Work of Mary Delany née Granville (1700-1788), the herbarium is certainly noted for the variety of plants depicted, about a thousand.
However, the characteristic that makes it absolutely unique in its kind is the technique of realization: the paper mosaic.
A prodigious technique created by the author herself, in the double role of passionate naturalist and whimsical artist.
The work consists therefore in very detailed compositions of coloured paper, meticulously cut into silhouettes perfectly delineated even in the millimeter details; glued mostly on black cardboard, have only minimal watercolor touches.
The effect is of surprising effectiveness and “naturalness”, with what is more, visible only directly, the three-dimensionality of the layers, which adds likelihood to the unusual herbarium.
An extraordinary feat, begun at the venerable age of 72, and carried on until her death (PEACOCK 2016). By a woman whose life seems a novel, between forced marriages and love marriages, romantic female friendships and intellectual exchanges of the highest quality with the greatest scientists and botanists of her century (CAMPBELL ORR 2019; DELANY-HALL 1861).
His very rich production is both scientifically accurate and artistically innovative; and it is one of the masterpieces of botanical illustration of all time (HAYDEN 1992).
My speech will therefore present Mary Delany and her work, tracing at the same time the coordinates of a cultural and scientific social space, the English one of the eighteenth century (LAIRD 2009).
A context also characterized by the foundation, by Lady Elizabeth Montagu, of the circle of the Blue Stockings, an elite of scholars and scientists whose training allowed the flourishing of talents and intellectual vocations of great interest to women (EGER 2013; HARCKSTARK MYERS 1990).
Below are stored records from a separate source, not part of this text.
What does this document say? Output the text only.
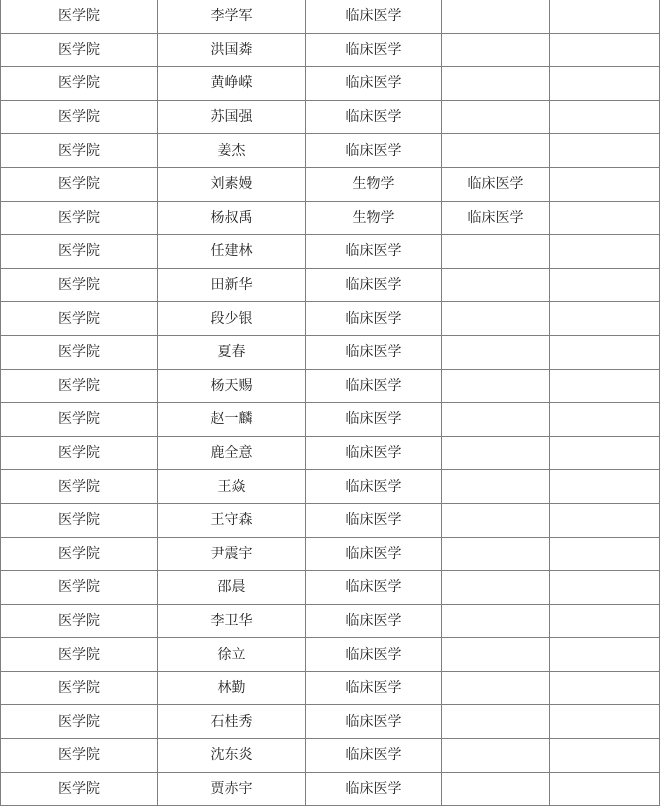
医学院	李学军	临床医学		
医学院	洪国粦	临床医学		
医学院	黄峥嵘	临床医学		
医学院	苏国强	临床医学		
医学院	姜杰	临床医学		
医学院	刘素嫚	生物学	临床医学	
医学院	杨叔禹	生物学	临床医学	
医学院	任建林	临床医学		
医学院	田新华	临床医学		
医学院	段少银	临床医学		
医学院	夏春	临床医学		
医学院	杨天赐	临床医学		
医学院	赵一麟	临床医学		
医学院	鹿全意	临床医学		
医学院	王焱	临床医学		
医学院	王守森	临床医学		
医学院	尹震宇	临床医学		
医学院	邵晨	临床医学		
医学院	李卫华	临床医学		
医学院	徐立	临床医学		
医学院	林勤	临床医学		
医学院	石桂秀	临床医学		
医学院	沈东炎	临床医学		
医学院	贾赤宇	临床医学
Mary Delany comes into contact with the Blue Stockings through her intimate relationship with her friend and patron Lady Margareth Bentick, Duchess of Portland, a natural science scholar and passionate art collector (MOORE 2011; FADERMAN 1981).
Talking about Mary Delany means therefore opening a window on a unique moment of intellectual emancipation for women, and taking the opportunity to draw a picture of links and contacts between women of extreme interest.